We get 100’s of pitches for coverage a day, especially on Monday’s and Tuesdays for some reason. As most of you know though, we are very committed to our mission of being “the voice of startups everywhere else” so we try to go through each and every coverage pitch, as quickly as we possibly can.
We get a lot of startup pitches from Silicon Valley. I left it out of the image above because it made it too obvious who wrote it, but this person is from San Francisco. We typically explain that we are “the voice of startups everywhere else” and as such we don’t cover Silicon Valley. If I’ve got a little extra time I may refer the startup to one of the several startup focused publications in the Valley. I am typically nice when we get a Valley pitch, but some things just grind my gears.
Don’t lie to the journalist or blogger you’re emailing.
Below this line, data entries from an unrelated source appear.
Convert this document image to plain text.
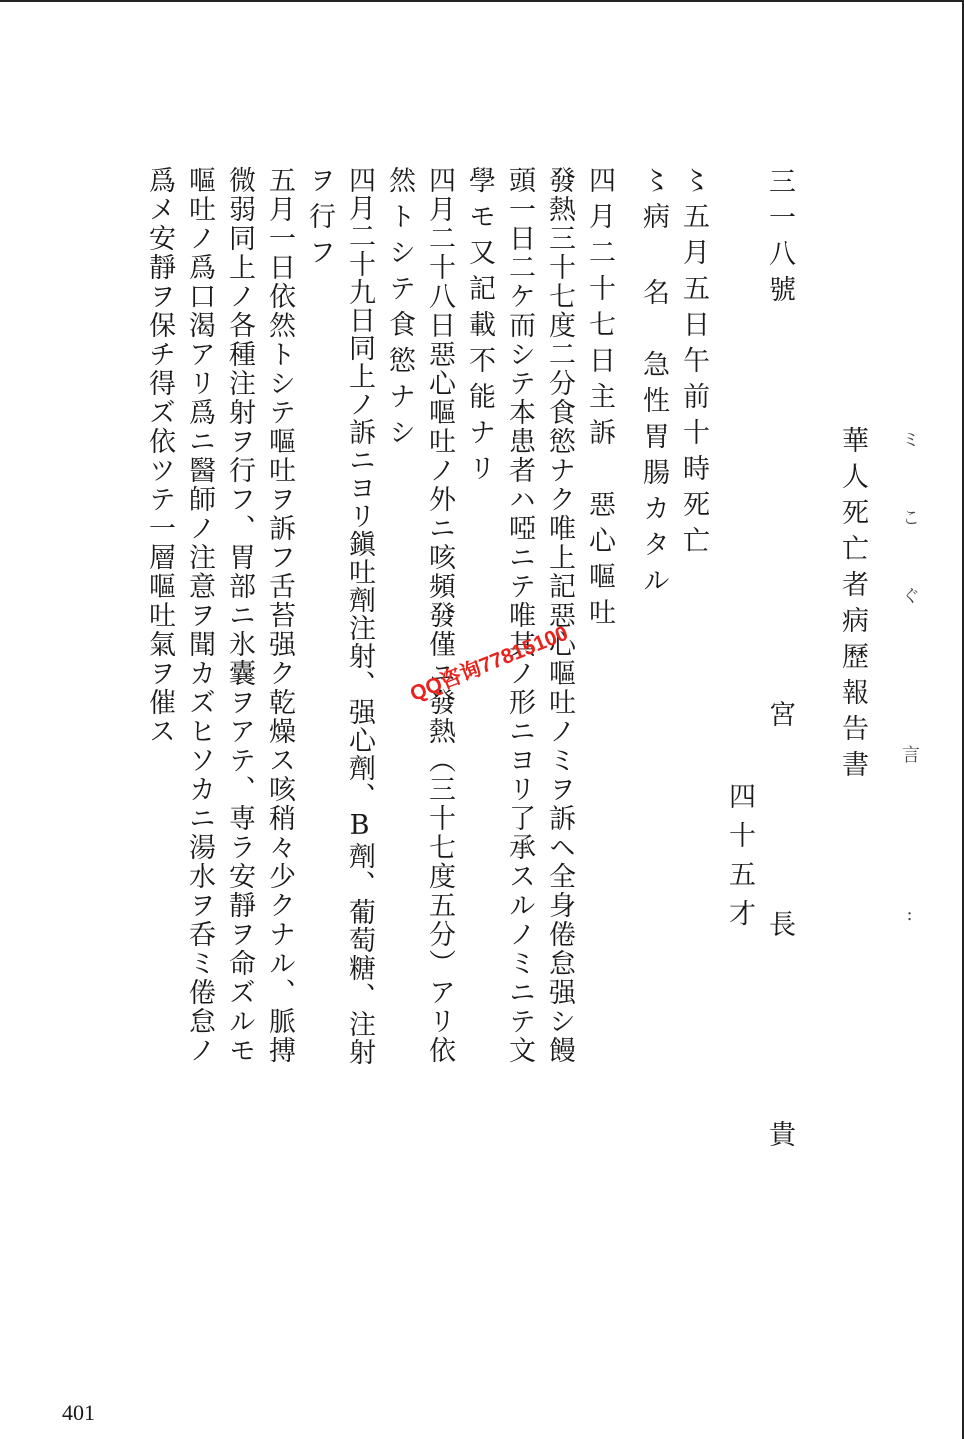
華人死亡者病歷報告書 ミこぐ 言 :
三一八號
宮 長 貴
四十五才
〻五月五日午前十時死亡
〻病 名　急性胃腸カタル
四月二十七日主訴　惡心嘔吐
發熱三十七度二分食慾ナク唯上記惡心嘔吐ノミヲ訴ヘ全身倦怠强シ饅
頭一日二ケ而シテ本患者ハ啞ニテ唯其ノ形ニヨリ了承スルノミニテ文
學モ又記載不能ナリ
四月二十八日惡心嘔吐ノ外ニ咳頻發僅ニ發熱（三十七度五分）アリ依
然トシテ食慾ナシ
四月二十九日同上ノ訴ニヨリ鎭吐劑注射、强心劑、B劑、葡萄糖、注射
ヲ行フ
五月一日依然トシテ嘔吐ヲ訴フ舌苔强ク乾燥ス咳稍々少クナル、脈搏
微弱同上ノ各種注射ヲ行フ、胃部ニ氷囊ヲアテ、専ラ安靜ヲ命ズルモ
嘔吐ノ爲口渴アリ爲ニ醫師ノ注意ヲ聞カズヒソカニ湯水ヲ呑ミ倦怠ノ
爲メ安靜ヲ保チ得ズ依ツテ一層嘔吐氣ヲ催ス	QQ咨询77815100
401
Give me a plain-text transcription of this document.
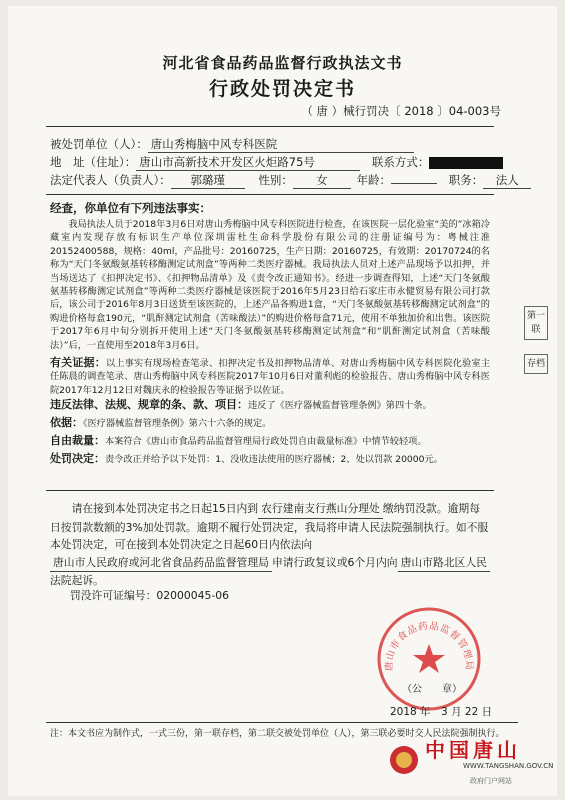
河北省食品药品监督行政执法文书
行政处罚决定书
（ 唐 ）械行罚决〔 2018 〕04-003号
被处罚单位（人）： 唐山秀梅脑中风专科医院
地　址（住址）： 唐山市高新技术开发区火炬路75号	联系方式：
法定代表人（负责人）： 郭璐瑾	性别： 女	年龄：	职务： 法人
经查，你单位有下列违法事实：
我局执法人员于2018年3月6日对唐山秀梅脑中风专科医院进行检查，在该医院一层化验室“美的”冰箱冷藏室内发现存放有标识生产单位深圳雷杜生命科学股份有限公司的注册证编号为：粤械注准 20152400588，规格：40ml，产品批号：20160725，生产日期：20160725，有效期：20170724的名称为“天门冬氨酸氨基转移酶测定试剂盒”等两种二类医疗器械。我局执法人员对上述产品现场予以扣押，并当场送达了《扣押决定书》、《扣押物品清单》及《责令改正通知书》。经进一步调查得知，上述“天门冬氨酸氨基转移酶测定试剂盒”等两种二类医疗器械是该医院于2016年5月23日给石家庄市永健贸易有限公司打款后，该公司于2016年8月3日送货至该医院的，上述产品各购进1盒，“天门冬氨酸氨基转移酶测定试剂盒”的购进价格每盒190元，“肌酐测定试剂盒（苦味酸法）”的购进价格每盒71元，使用不单独加价和出售。该医院于2017年6月中旬分别拆开使用上述“天门冬氨酸氨基转移酶测定试剂盒”和“肌酐测定试剂盒（苦味酸法）”后，一直使用至2018年3月6日。
有关证据：以上事实有现场检查笔录、扣押决定书及扣押物品清单、对唐山秀梅脑中风专科医院化验室主任陈晨的调查笔录、唐山秀梅脑中风专科医院2017年10月6日对董利彪的检验报告、唐山秀梅脑中风专科医院2017年12月12日对魏庆永的检验报告等证据予以佐证。
违反法律、法规、规章的条、款、项目：违反了《医疗器械监督管理条例》第四十条。
依据：《医疗器械监督管理条例》第六十六条的规定。
自由裁量：本案符合《唐山市食品药品监督管理局行政处罚自由裁量标准》中情节较轻项。
处罚决定：责令改正并给予以下处罚：1、没收违法使用的医疗器械；2、处以罚款 20000元。
请在接到本处罚决定书之日起15日内到 农行建南支行燕山分理处 缴纳罚没款。逾期每日按罚款数额的3%加处罚款。逾期不履行处罚决定，我局将申请人民法院强制执行。如不服本处罚决定，可在接到本处罚决定之日起60日内依法向唐山市人民政府或河北省食品药品监督管理局 申请行政复议或6个月内向 唐山市路北区人民法院起诉。
罚没许可证编号：02000045-06
唐山市食品药品监督管理局
（公　　章）
2018 年　3 月 22 日
注：本文书应为制作式，一式三份，第一联存档，第二联交被处罚单位（人），第三联必要时交人民法院强制执行。
第一联
存档
中国唐山
WWW.TANGSHAN.GOV.CN
政府门户网站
Don’t flat out lie to a journalist, don’t say that you’ve read their work or their site if you haven’t. This makes me think back to a story a colleague of mine told me while we were producing Thedroidguy. She worked for one of the majors as an analyst and would regularly get emails talking about how much the pitcher enjoyed the stories they wrote. They never wrote any stories. But, their email address was easily accessible via Google and the junk mail poured in.
In our case I can understand some people getting confused about “everywhere else.” There’s a huge difference between a PR person or startup marketer who says they saw or read a specific piece or knew about a feature, but didn’t realize exactly what “voice of startups everywhere else” actually means. Then there are others too lazy to do any research or look at a website, so they fire off bulk emails.
Monkeys can’t sell you.
We love Mailchimp, and we use it to reach our readers with event information, newsletters, and more. Mailchimp and services like it are great, but not for your PR pitch, especially if you’re pitching your own startup. Your startup is your baby; it’s a part of you. Can you convey that through a form email? Instead, connect with a journalist in a new way, do a couple of seconds of Google research, and take a second to fire off your target a somewhat personalized note.
The guy above violated both of the above two rules, and you can see from the graphic just how much. Pure laziness.
Remember who had your back in the beginning.
While Nibletz is growing very quickly, we know we’re not the biggest dog in the pack. There are a handful of blogs ahead of us and a bunch below us. Coverage from the big names is helpful, but don’t forget the sites that actually talked to you in the beginning.
Maybe you have a great deal set up to give TechCrunch a runway (an exclusive period of time on an embargoed press release). You could easily give that smaller site that supported you early a secondary runway or the story a little bit ahead of time so they can write a bigger piece.
Relationships are very important in any business, especially this one.
Google has made it harder to reach most writers
Last week Google unveiled their new inbox tabs. This new feature allows you to have tabs for primary, social, promotions, updates, and forums. Ideally this makes it easier to get to inbox 0, and for that it is effective. It didn’t work out for me, because important emails were getting thrown into other buckets so I quickly did away with the tabs (see the graphic above).
That makes a personal connection or a relationship even more important. Now it’s mandatory to personalize your email messages.
With that I’ll tell you the story about my favorite email from the last year or so. California startup MyStorey had been pitching me quite some time on covering their startup. It was a busy time of year; I planned on covering them, but they kept getting pushed back. I know that can be frustrating.
Well, their marketing person had some big news, Rudy Gay, formerly of the Memphis Grizzlies (and now the Toronto Raptors) inked a deal with their startup to be featured as one of their celebrities. The startup allows people to see and then purchase items celebrities wear.
The guy at MyStorey had done enough digging to find out that I was both a Memphis Grizzlies fan (and season ticket holder) and from Baltimore, so a serious Rudy Gay fan, regardless of the trade. I was tweeting pictures from a Memphis Grizzlies game on my personal Twitter account, excited because the Grizzlies won. Rudy Gay was still on the team and had 20 points that night.
As I was walking out of the FedExForum on December 4th at 10:00pm, the startup wrote to me talking about Rudy Gay’s performance in that game. The next day they got the story. The information they had was easy to find, and they utilized it to strengthen our relationship, which led to coverage.